Now, this is going to require putting more emphasis on prevention in the medical education phase. We also need some new positive steps in payment policies and codes, so counseling is covered. An ounce of prevention is too often uncompensated, even when it would be much cheaper than the pound of cure.

Our second strategy to address rising health care costs is to make health care delivery more efficient. That means improving the coordination of care, improving the management of chronic illness, reducing unnecessary use of services, and increasing services that will eventually have a positive return on investment when it comes to future diseases.

For example, medical liability reform would decrease "defensive" medicine. It's inefficient, and it's an obvious cause of geographic variations.

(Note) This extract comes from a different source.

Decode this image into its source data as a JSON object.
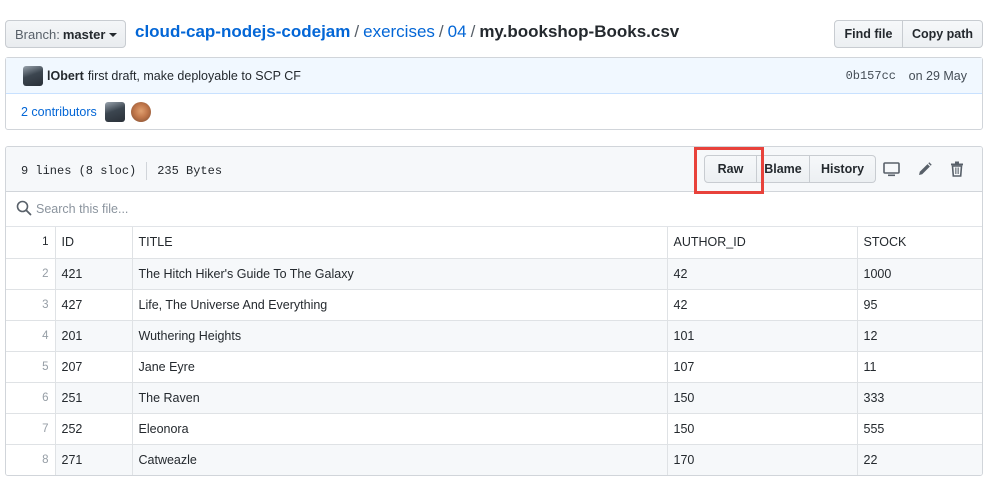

This second strategy also means increasing the availability of information where comparative-effectiveness can be judged. It means reducing medical errors. And it means shifting care to more cost-effective sites, like physicians' offices, instead of emergency rooms.

Our third strategy is to reduce the health system costs that aren't clinical and don't really contribute to patient care. These include excessive spending on administration, profits, and marketing. Physicians have plenty of examples of excessive and duplicative paperwork imposed on them by both the public an private payers. The small but growing number who no longer accept insurance have found that they can cut their costs and charges substantially.

And our last strategy is to promote what we call "value-based decision-making" at all levels. That means improving the processes by which physician and patient decisions are made. We'll need to continually develop health information technology. That should give us more relevant, reliable, timely and actionable information.

Steady improvements are the key. When it comes to change, physicians are sometimes accused of putting our feet on the brakes. Well, we don't want to slow things down. But we also don't think it's safe to always be on the accelerator, with "the pedal to the metal." That's how accidents happen.

We believe that the strong, evolutionary changes we're proposing are the best way to realistically bring costs down.

It's always tempting to think about revolutionary changes. But while radical plans may lower costs in the short run, they most likely lower benefits, and raise costs in the long run, too. So yes, we agree that there is a lot of room for improvement in our health system today, but the problem with a revolution is, there's enormous potential for making things far worse.

All right, that's the opinion of an internal medicine physician who's been at it in the Navy and in private practice for 30 years. I also consider it an honor to be here representing the quarter of a million members of the American Medical Association. Virtually all of us are - admittedly and proudly - more concerned with helping patients than anything else in the world.